The fishery at Sitka Sound opened on 27 March after a stall last year and a limited fishery in 2019, resulting from small fish and a weak market. The seine fleet this year has a harvest of 33,304 metric tons (MT) - nearly 67 million pounds - but managers predict low participation and limited processing capacity.

Up to 15 boats started fishing 1 April at Kodiak for one of its biggest fisheries in decades at 7,895 MT (16 million pounds). Togiak, in Bristol Bay, is Alaska’s largest roe herring fishery this year with an 42,639-ton harvest, or more than 85 million pounds. Last year, only three boats and one buyer showed up there during the May fishery.

The herring market has tanked over two decades following declining interest in Japan, where tastes and buying policies have changed.

In the 1990s, Alaska fishermen fetched USD 1,000 (EUR 846) per ton or more, and while product from Sitka today might pay out at a few hundred dollars a ton, at Togiak, the price has been USD 50 to USD 75 (EUR 42 to EUR 63) for several years. Alaska’s herring catch in 2020 was so low that all data remain confidential so as not to give away trade secrets.
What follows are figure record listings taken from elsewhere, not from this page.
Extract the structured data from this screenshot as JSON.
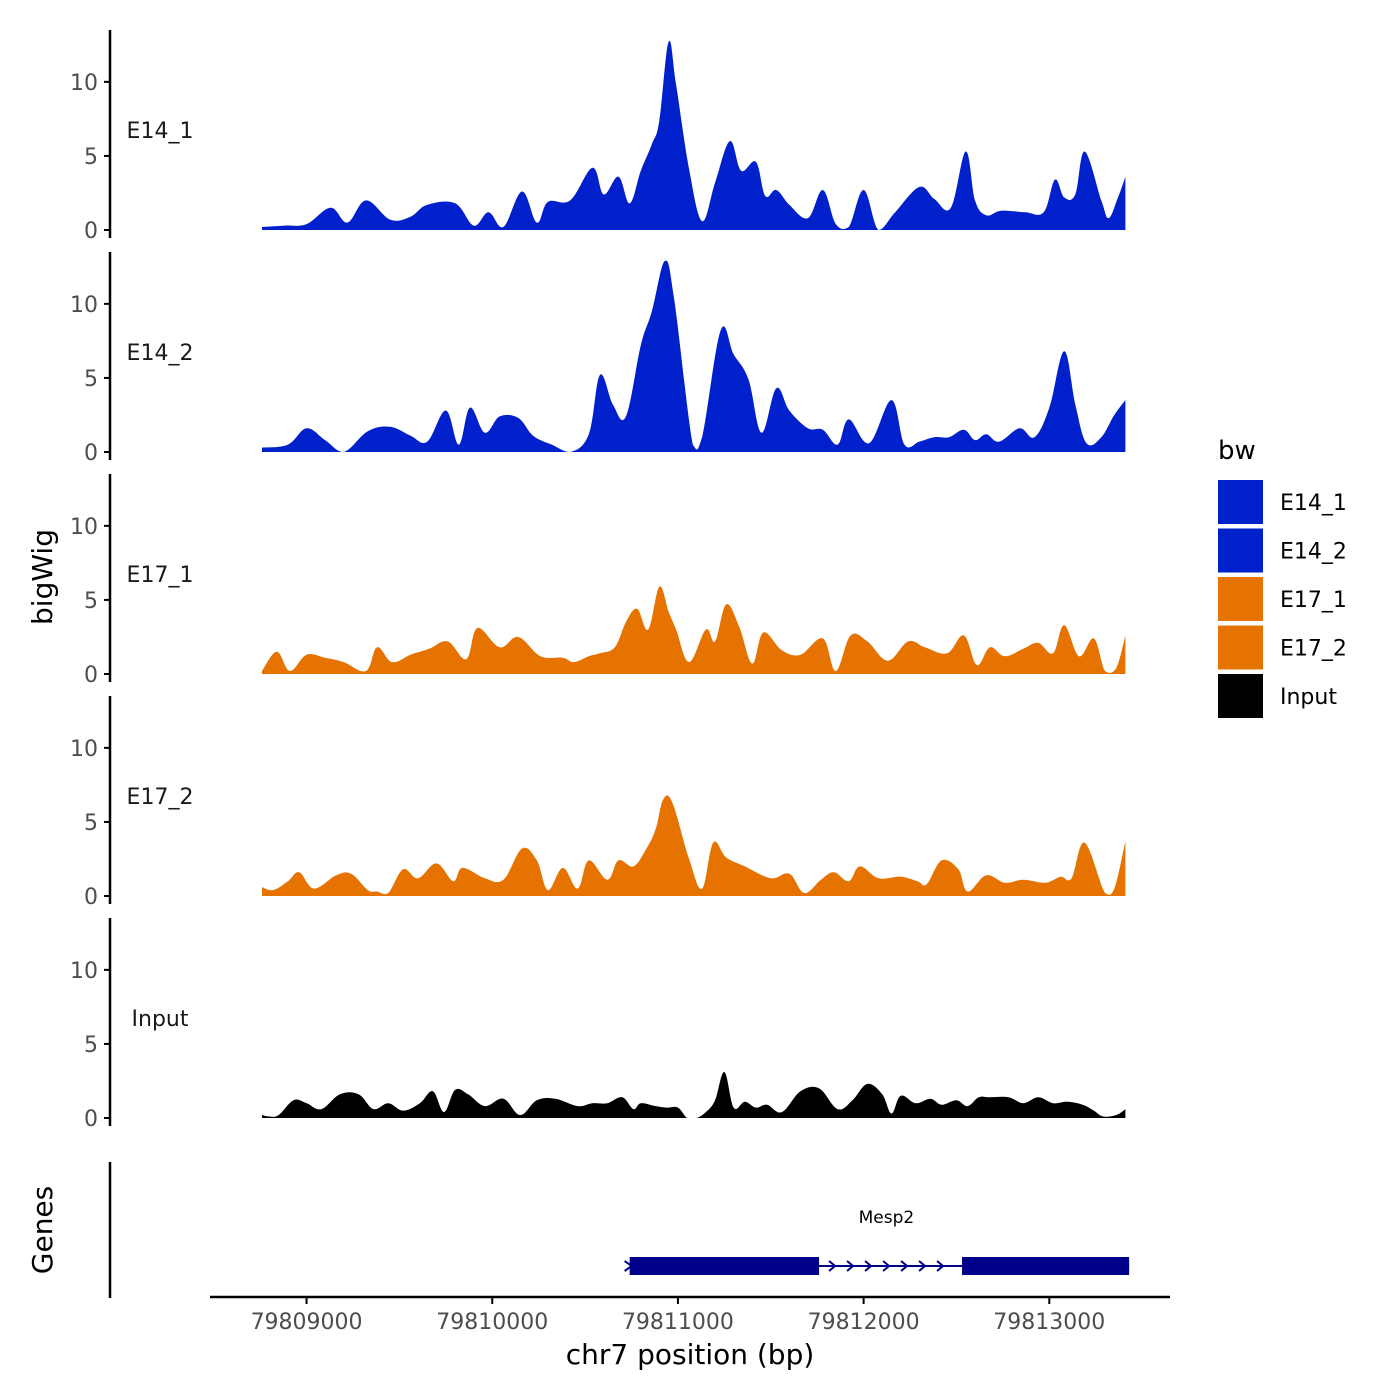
{
  "chart_data": {
    "type": "area",
    "y_axis_title": "bigWig",
    "x_axis_title": "chr7 position (bp)",
    "x_range": [
      79808760,
      79813410
    ],
    "x_ticks": [
      79809000,
      79810000,
      79811000,
      79812000,
      79813000
    ],
    "x_tick_labels": [
      "79809000",
      "79810000",
      "79811000",
      "79812000",
      "79813000"
    ],
    "y_range": [
      0,
      13.5
    ],
    "y_ticks": [
      0,
      5,
      10
    ],
    "y_tick_labels": [
      "0",
      "5",
      "10"
    ],
    "legend": {
      "title": "bw",
      "items": [
        {
          "label": "E14_1",
          "color": "#0020cc"
        },
        {
          "label": "E14_2",
          "color": "#0020cc"
        },
        {
          "label": "E17_1",
          "color": "#e67300"
        },
        {
          "label": "E17_2",
          "color": "#e67300"
        },
        {
          "label": "Input",
          "color": "#000000"
        }
      ]
    },
    "tracks": [
      {
        "name": "E14_1",
        "color": "#0020cc",
        "x": [
          79808760,
          79808880,
          79809000,
          79809130,
          79809220,
          79809320,
          79809450,
          79809560,
          79809650,
          79809800,
          79809900,
          79809980,
          79810060,
          79810160,
          79810240,
          79810300,
          79810420,
          79810540,
          79810600,
          79810680,
          79810740,
          79810800,
          79810860,
          79810900,
          79810950,
          79810990,
          79811060,
          79811130,
          79811200,
          79811280,
          79811340,
          79811420,
          79811470,
          79811530,
          79811600,
          79811700,
          79811780,
          79811850,
          79811920,
          79812000,
          79812080,
          79812170,
          79812300,
          79812380,
          79812470,
          79812550,
          79812600,
          79812660,
          79812740,
          79812870,
          79812970,
          79813030,
          79813080,
          79813140,
          79813190,
          79813280,
          79813320,
          79813370,
          79813410
        ],
        "y": [
          0.2,
          0.3,
          0.4,
          1.5,
          0.5,
          2.0,
          0.7,
          0.9,
          1.7,
          1.8,
          0.3,
          1.2,
          0.2,
          2.6,
          0.5,
          1.9,
          2.0,
          4.2,
          2.4,
          3.6,
          1.8,
          4.0,
          5.8,
          7.4,
          12.7,
          9.8,
          4.1,
          0.6,
          3.2,
          6.0,
          4.0,
          4.6,
          2.3,
          2.7,
          1.7,
          0.8,
          2.7,
          0.4,
          0.2,
          2.7,
          0.0,
          1.2,
          2.9,
          2.1,
          1.5,
          5.3,
          2.0,
          1.0,
          1.3,
          1.2,
          1.2,
          3.4,
          2.2,
          2.4,
          5.3,
          2.0,
          0.8,
          2.2,
          3.6
        ]
      },
      {
        "name": "E14_2",
        "color": "#0020cc",
        "x": [
          79808760,
          79808900,
          79809000,
          79809100,
          79809200,
          79809330,
          79809450,
          79809560,
          79809650,
          79809750,
          79809820,
          79809880,
          79809960,
          79810040,
          79810140,
          79810220,
          79810320,
          79810420,
          79810520,
          79810580,
          79810650,
          79810720,
          79810800,
          79810860,
          79810930,
          79810980,
          79811080,
          79811130,
          79811230,
          79811300,
          79811380,
          79811450,
          79811530,
          79811600,
          79811700,
          79811780,
          79811860,
          79811920,
          79812030,
          79812150,
          79812220,
          79812300,
          79812380,
          79812460,
          79812540,
          79812600,
          79812660,
          79812730,
          79812840,
          79812920,
          79813000,
          79813080,
          79813140,
          79813200,
          79813280,
          79813350,
          79813410
        ],
        "y": [
          0.3,
          0.5,
          1.6,
          0.8,
          0.0,
          1.4,
          1.7,
          1.1,
          0.7,
          2.8,
          0.5,
          3.0,
          1.3,
          2.4,
          2.3,
          1.1,
          0.5,
          0.0,
          1.2,
          5.2,
          3.2,
          2.4,
          7.2,
          9.5,
          12.9,
          10.3,
          0.5,
          1.0,
          8.2,
          6.6,
          4.9,
          1.3,
          4.3,
          2.8,
          1.6,
          1.5,
          0.5,
          2.2,
          0.6,
          3.5,
          0.5,
          0.7,
          1.0,
          1.0,
          1.5,
          0.8,
          1.2,
          0.7,
          1.6,
          1.0,
          3.0,
          6.8,
          3.2,
          0.6,
          1.0,
          2.5,
          3.5
        ]
      },
      {
        "name": "E17_1",
        "color": "#e67300",
        "x": [
          79808760,
          79808840,
          79808910,
          79809000,
          79809100,
          79809200,
          79809320,
          79809380,
          79809460,
          79809560,
          79809660,
          79809760,
          79809860,
          79809920,
          79810040,
          79810140,
          79810260,
          79810380,
          79810440,
          79810520,
          79810580,
          79810660,
          79810720,
          79810780,
          79810840,
          79810900,
          79810950,
          79810990,
          79811060,
          79811150,
          79811200,
          79811260,
          79811330,
          79811400,
          79811460,
          79811560,
          79811660,
          79811780,
          79811850,
          79811930,
          79812020,
          79812130,
          79812240,
          79812330,
          79812450,
          79812540,
          79812610,
          79812680,
          79812760,
          79812860,
          79812940,
          79813020,
          79813080,
          79813160,
          79813240,
          79813300,
          79813360,
          79813410
        ],
        "y": [
          0.2,
          1.5,
          0.2,
          1.3,
          1.1,
          0.8,
          0.2,
          1.8,
          0.8,
          1.3,
          1.7,
          2.2,
          1.0,
          3.1,
          1.8,
          2.5,
          1.2,
          1.1,
          0.8,
          1.2,
          1.4,
          1.8,
          3.5,
          4.4,
          3.0,
          5.9,
          4.2,
          3.0,
          0.8,
          3.0,
          2.2,
          4.7,
          3.2,
          0.7,
          2.8,
          1.6,
          1.3,
          2.4,
          0.2,
          2.6,
          2.2,
          0.9,
          2.2,
          1.8,
          1.4,
          2.6,
          0.6,
          1.8,
          1.2,
          1.7,
          2.1,
          1.4,
          3.3,
          1.2,
          2.4,
          0.2,
          0.4,
          2.6
        ]
      },
      {
        "name": "E17_2",
        "color": "#e67300",
        "x": [
          79808760,
          79808820,
          79808900,
          79808960,
          79809040,
          79809160,
          79809240,
          79809330,
          79809380,
          79809440,
          79809520,
          79809600,
          79809700,
          79809790,
          79809840,
          79809960,
          79810060,
          79810160,
          79810240,
          79810300,
          79810380,
          79810460,
          79810520,
          79810620,
          79810680,
          79810760,
          79810830,
          79810880,
          79810920,
          79810970,
          79811060,
          79811130,
          79811190,
          79811260,
          79811360,
          79811500,
          79811600,
          79811680,
          79811770,
          79811840,
          79811920,
          79811980,
          79812080,
          79812200,
          79812290,
          79812340,
          79812420,
          79812510,
          79812560,
          79812660,
          79812760,
          79812860,
          79812980,
          79813060,
          79813120,
          79813190,
          79813300,
          79813350,
          79813410
        ],
        "y": [
          0.6,
          0.4,
          1.0,
          1.6,
          0.5,
          1.4,
          1.5,
          0.4,
          0.3,
          0.2,
          1.8,
          1.2,
          2.2,
          1.0,
          1.9,
          1.2,
          1.1,
          3.2,
          2.4,
          0.4,
          1.9,
          0.5,
          2.4,
          1.1,
          2.4,
          2.0,
          3.2,
          4.5,
          6.5,
          6.3,
          2.5,
          0.5,
          3.6,
          2.6,
          2.0,
          1.2,
          1.5,
          0.2,
          1.1,
          1.6,
          1.0,
          2.0,
          1.2,
          1.3,
          1.0,
          0.8,
          2.4,
          1.8,
          0.3,
          1.4,
          0.9,
          1.1,
          0.9,
          1.3,
          1.2,
          3.6,
          0.2,
          0.5,
          3.7
        ]
      },
      {
        "name": "Input",
        "color": "#000000",
        "x": [
          79808760,
          79808800,
          79808850,
          79808930,
          79809000,
          79809080,
          79809180,
          79809280,
          79809360,
          79809440,
          79809520,
          79809610,
          79809680,
          79809740,
          79809800,
          79809870,
          79809960,
          79810060,
          79810150,
          79810240,
          79810340,
          79810460,
          79810540,
          79810620,
          79810700,
          79810760,
          79810800,
          79810880,
          79810940,
          79811000,
          79811050,
          79811100,
          79811150,
          79811200,
          79811250,
          79811300,
          79811360,
          79811420,
          79811480,
          79811560,
          79811660,
          79811760,
          79811860,
          79811940,
          79812020,
          79812100,
          79812150,
          79812200,
          79812280,
          79812360,
          79812420,
          79812500,
          79812560,
          79812620,
          79812680,
          79812780,
          79812860,
          79812940,
          79813020,
          79813100,
          79813180,
          79813240,
          79813290,
          79813360,
          79813410
        ],
        "y": [
          0.2,
          0.1,
          0.2,
          1.2,
          1.0,
          0.6,
          1.6,
          1.6,
          0.6,
          1.0,
          0.5,
          1.0,
          1.8,
          0.4,
          1.9,
          1.6,
          0.8,
          1.3,
          0.2,
          1.2,
          1.3,
          0.8,
          1.0,
          1.0,
          1.4,
          0.6,
          1.0,
          0.8,
          0.7,
          0.7,
          0.0,
          0.0,
          0.4,
          1.2,
          3.1,
          0.7,
          1.1,
          0.7,
          0.9,
          0.4,
          1.8,
          2.0,
          0.6,
          1.2,
          2.3,
          1.6,
          0.3,
          1.5,
          1.0,
          1.3,
          0.9,
          1.2,
          0.8,
          1.4,
          1.4,
          1.4,
          1.0,
          1.4,
          1.0,
          1.1,
          0.9,
          0.5,
          0.1,
          0.2,
          0.6
        ]
      }
    ],
    "genes_track": {
      "label": "Genes",
      "gene_name": "Mesp2",
      "gene_start": 79810740,
      "gene_end": 79813430,
      "strand": "+",
      "exons": [
        [
          79810740,
          79811760
        ],
        [
          79812530,
          79813430
        ]
      ],
      "color": "#00008b"
    }
  }
}
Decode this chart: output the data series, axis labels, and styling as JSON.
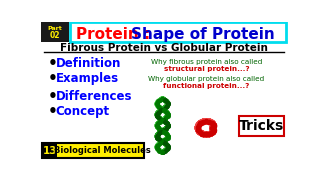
{
  "bg_color": "#ffffff",
  "title_part": "Protein : ",
  "title_main": "Shape of Protein",
  "title_part_color": "#ff0000",
  "title_main_color": "#0000cc",
  "subtitle": "Fibrous Protein vs Globular Protein",
  "subtitle_color": "#000000",
  "bullet_items": [
    "Definition",
    "Examples",
    "Differences",
    "Concept"
  ],
  "bullet_color": "#0000ff",
  "right_line1": "Why fibrous protein also called",
  "right_line2": "structural protein...?",
  "right_line3": "Why globular protein also called",
  "right_line4": "functional protein...?",
  "right_color_normal": "#006400",
  "right_color_red": "#cc0000",
  "tricks_text": "Tricks",
  "part_label": "Part 02",
  "part_bg": "#1a1a1a",
  "part_text_color": "#ffee00",
  "bottom_number": "13",
  "bottom_label": "Biological Molecules",
  "bottom_bg": "#ffee00",
  "bottom_num_bg": "#000000",
  "bottom_num_color": "#ffee00",
  "header_box_color": "#00ddee",
  "fibrous_color1": "#22aa22",
  "fibrous_color2": "#44cc44",
  "globular_color": "#ee3333"
}
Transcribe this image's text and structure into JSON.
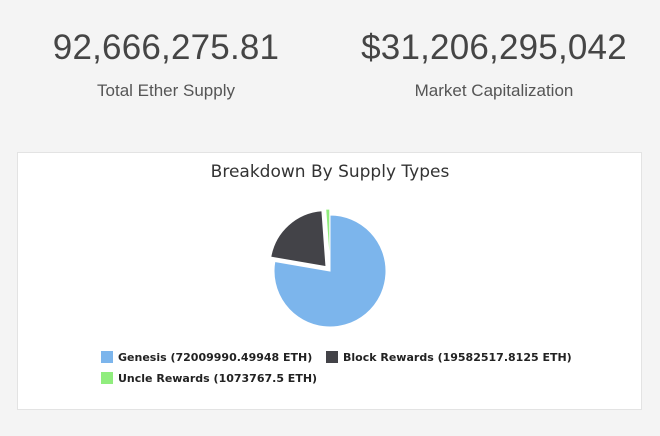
{
  "stats": {
    "supply_value": "92,666,275.81",
    "supply_label": "Total Ether Supply",
    "market_cap_value": "$31,206,295,042",
    "market_cap_label": "Market Capitalization"
  },
  "colors": {
    "genesis": "#7cb5ec",
    "block_rewards": "#434348",
    "uncle_rewards": "#90ed7d"
  },
  "chart_data": {
    "type": "pie",
    "title": "Breakdown By Supply Types",
    "legend_position": "bottom",
    "slices": [
      {
        "label": "Genesis (72009990.49948 ETH)",
        "value": 72009990.49948,
        "color": "#7cb5ec",
        "exploded": false
      },
      {
        "label": "Block Rewards (19582517.8125 ETH)",
        "value": 19582517.8125,
        "color": "#434348",
        "exploded": true
      },
      {
        "label": "Uncle Rewards (1073767.5 ETH)",
        "value": 1073767.5,
        "color": "#90ed7d",
        "exploded": true
      }
    ]
  }
}
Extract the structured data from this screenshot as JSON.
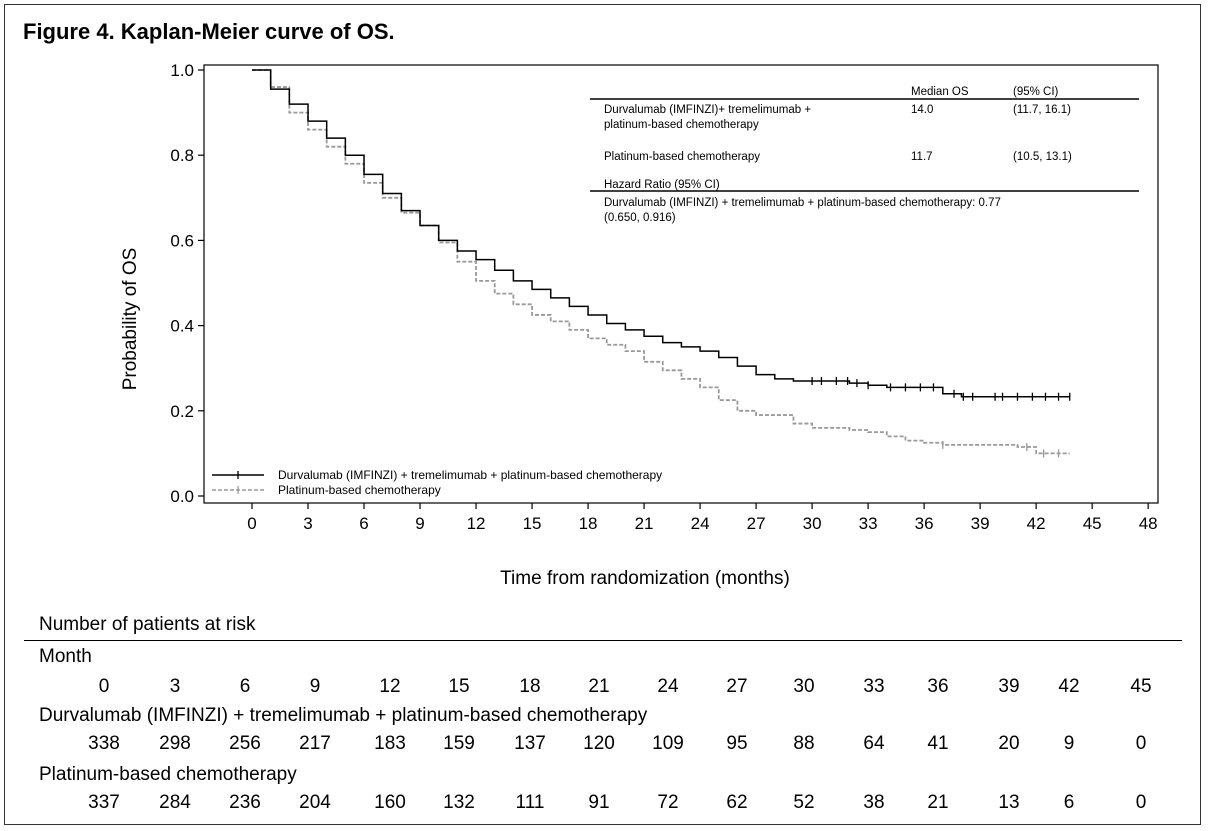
{
  "figure_title": "Figure 4. Kaplan-Meier curve of OS.",
  "chart_data": {
    "type": "line",
    "ylabel": "Probability of OS",
    "xlabel": "Time from randomization (months)",
    "xlim": [
      -4.5,
      48
    ],
    "ylim": [
      0,
      1.0
    ],
    "x_ticks": [
      0,
      3,
      6,
      9,
      12,
      15,
      18,
      21,
      24,
      27,
      30,
      33,
      36,
      39,
      42,
      45,
      48
    ],
    "x_tick_labels": [
      "0",
      "3",
      "6",
      "9",
      "12",
      "15",
      "18",
      "21",
      "24",
      "27",
      "30",
      "33",
      "36",
      "39",
      "42",
      "45",
      "48"
    ],
    "y_ticks": [
      0,
      0.2,
      0.4,
      0.6,
      0.8,
      1.0
    ],
    "y_tick_labels": [
      "0.0",
      "0.2",
      "0.4",
      "0.6",
      "0.8",
      "1.0"
    ],
    "grid": false,
    "legend_position": "bottom-left",
    "series": [
      {
        "name": "Durvalumab (IMFINZI) + tremelimumab + platinum-based chemotherapy",
        "color": "#000000",
        "dashed": false,
        "x": [
          0,
          1,
          2,
          3,
          4,
          5,
          6,
          7,
          8,
          9,
          10,
          11,
          12,
          13,
          14,
          15,
          16,
          17,
          18,
          19,
          20,
          21,
          22,
          23,
          24,
          25,
          26,
          27,
          28,
          29,
          30,
          31,
          32,
          33,
          34,
          35,
          36,
          37,
          38,
          39,
          40,
          41,
          42,
          43,
          43.8
        ],
        "y": [
          1.0,
          0.955,
          0.92,
          0.88,
          0.84,
          0.8,
          0.755,
          0.71,
          0.67,
          0.635,
          0.6,
          0.575,
          0.555,
          0.53,
          0.505,
          0.485,
          0.465,
          0.445,
          0.425,
          0.405,
          0.39,
          0.375,
          0.36,
          0.35,
          0.34,
          0.325,
          0.305,
          0.285,
          0.275,
          0.27,
          0.27,
          0.27,
          0.265,
          0.26,
          0.255,
          0.255,
          0.255,
          0.24,
          0.233,
          0.233,
          0.233,
          0.233,
          0.233,
          0.233,
          0.233
        ],
        "censor_x": [
          30.0,
          30.5,
          31.3,
          31.9,
          32.4,
          33.0,
          34.2,
          35.0,
          35.8,
          36.5,
          37.6,
          38.1,
          38.6,
          39.8,
          40.2,
          41.0,
          41.8,
          42.5,
          43.2,
          43.8
        ]
      },
      {
        "name": "Platinum-based chemotherapy",
        "color": "#999999",
        "dashed": true,
        "x": [
          0,
          1,
          2,
          3,
          4,
          5,
          6,
          7,
          8,
          9,
          10,
          11,
          12,
          13,
          14,
          15,
          16,
          17,
          18,
          19,
          20,
          21,
          22,
          23,
          24,
          25,
          26,
          27,
          28,
          29,
          30,
          31,
          32,
          33,
          34,
          35,
          36,
          37,
          38,
          39,
          40,
          41,
          42,
          43,
          43.8
        ],
        "y": [
          1.0,
          0.96,
          0.9,
          0.86,
          0.82,
          0.78,
          0.735,
          0.7,
          0.665,
          0.635,
          0.595,
          0.55,
          0.505,
          0.475,
          0.45,
          0.425,
          0.41,
          0.39,
          0.37,
          0.355,
          0.34,
          0.315,
          0.295,
          0.275,
          0.255,
          0.225,
          0.2,
          0.19,
          0.19,
          0.17,
          0.16,
          0.16,
          0.155,
          0.15,
          0.14,
          0.13,
          0.125,
          0.12,
          0.12,
          0.12,
          0.12,
          0.115,
          0.1,
          0.1,
          0.1
        ],
        "censor_x": [
          37.0,
          41.5,
          42.4,
          43.2
        ]
      }
    ],
    "annotation_table": {
      "headers": [
        "Median OS",
        "(95% CI)"
      ],
      "rows": [
        {
          "label_lines": [
            "Durvalumab (IMFINZI)+ tremelimumab +",
            "platinum-based chemotherapy"
          ],
          "median": "14.0",
          "ci": "(11.7, 16.1)"
        },
        {
          "label_lines": [
            "Platinum-based chemotherapy"
          ],
          "median": "11.7",
          "ci": "(10.5, 13.1)"
        }
      ],
      "hr_header": "Hazard Ratio (95% CI)",
      "hr_lines": [
        "Durvalumab (IMFINZI) + tremelimumab + platinum-based chemotherapy: 0.77",
        "(0.650, 0.916)"
      ]
    }
  },
  "risk_table": {
    "title": "Number of patients at risk",
    "month_label": "Month",
    "months": [
      "0",
      "3",
      "6",
      "9",
      "12",
      "15",
      "18",
      "21",
      "24",
      "27",
      "30",
      "33",
      "36",
      "39",
      "42",
      "45"
    ],
    "rows": [
      {
        "label": "Durvalumab (IMFINZI) + tremelimumab + platinum-based chemotherapy",
        "values": [
          "338",
          "298",
          "256",
          "217",
          "183",
          "159",
          "137",
          "120",
          "109",
          "95",
          "88",
          "64",
          "41",
          "20",
          "9",
          "0"
        ]
      },
      {
        "label": "Platinum-based chemotherapy",
        "values": [
          "337",
          "284",
          "236",
          "204",
          "160",
          "132",
          "111",
          "91",
          "72",
          "62",
          "52",
          "38",
          "21",
          "13",
          "6",
          "0"
        ]
      }
    ]
  }
}
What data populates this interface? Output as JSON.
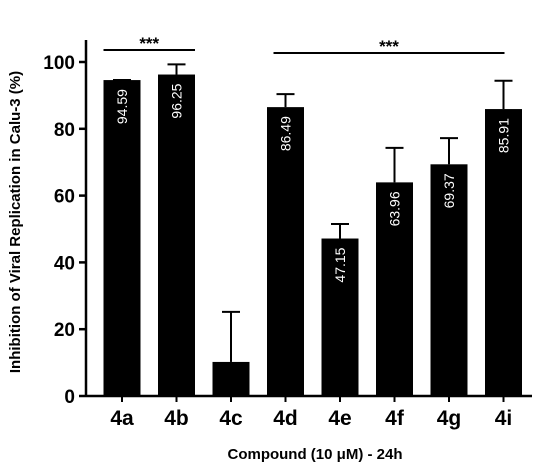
{
  "chart_data": {
    "type": "bar",
    "categories": [
      "4a",
      "4b",
      "4c",
      "4d",
      "4e",
      "4f",
      "4g",
      "4i"
    ],
    "values": [
      94.59,
      96.25,
      10.2,
      86.49,
      47.15,
      63.96,
      69.37,
      85.91
    ],
    "error_upper": [
      94.6,
      99.3,
      25.2,
      90.4,
      51.5,
      74.3,
      77.2,
      94.4
    ],
    "data_labels": [
      "94.59",
      "96.25",
      "",
      "86.49",
      "47.15",
      "63.96",
      "69.37",
      "85.91"
    ],
    "title": "",
    "xlabel": "Compound (10 μM) - 24h",
    "ylabel": "Inhibition of Viral Replication in Calu-3 (%)",
    "ylim": [
      0,
      100
    ],
    "yticks": [
      0,
      20,
      40,
      60,
      80,
      100
    ],
    "grid": false,
    "bar_color": "#000000",
    "label_color": "#ffffff",
    "significance": [
      {
        "from": "4a",
        "to": "4b",
        "label": "***"
      },
      {
        "from": "4d",
        "to": "4i",
        "label": "***"
      }
    ]
  }
}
“It is maybe the most extreme example I’m aware of how a major Alaska industry could be dependent on an extremely specialized foreign market,” Gunnar Knapp, a retired University of Alaska fisheries economist, told KDLG in Dillingham.

Robert Heyano, who has fished at Togiak for more than four decades, said that “the industry needs to find other ways to sell its herring, such as bait or food.”

Waste is another issue. Herring is frozen and usually shipped to Japan, where the roe is extracted. The male fish have almost no value and are mostly turned into fishmeal, sold as bait, or ground up and dumped. That’s also the fate of the female carcasses after their roe is taken.

It’s estimated that only 12 percent of Pacific herring is used for human consumption. A report by the Alaska Seafood Marketing Institute claims that if the discarded herring was instead turned into fillets, it would increase the first wholesale value by USD 11 million (EUR 9.3 million) per year.

Alaska’s herring fisheries have been managed for sac roe since the 1970s, but today, the fish is far more valuable as bait. At Dutch Harbor, for example, bait herring pays out at over USD 500 (EUR 423) per ton; At Cook Inlet, it brings at least USD 1.00 (EUR 0.84) per pound for fishermen. Ironically, many Alaska fishermen purchase herring from the East Coast for use as bait.

Forrest Bowers, deputy director of Alaska's commercial fisheries division, agreed that it could be time for a change.

“Those are regulations that the [Alaska] Board of Fish could modify,” he said. “If a person said we want to increase this opportunity or provide an additional opportunity to obtain their own bait, that is something the board could take a look at. And if we are in areas where the harvestable surplus isn’t being taken in the sac roe fishery, why not allow it in a different fishery?”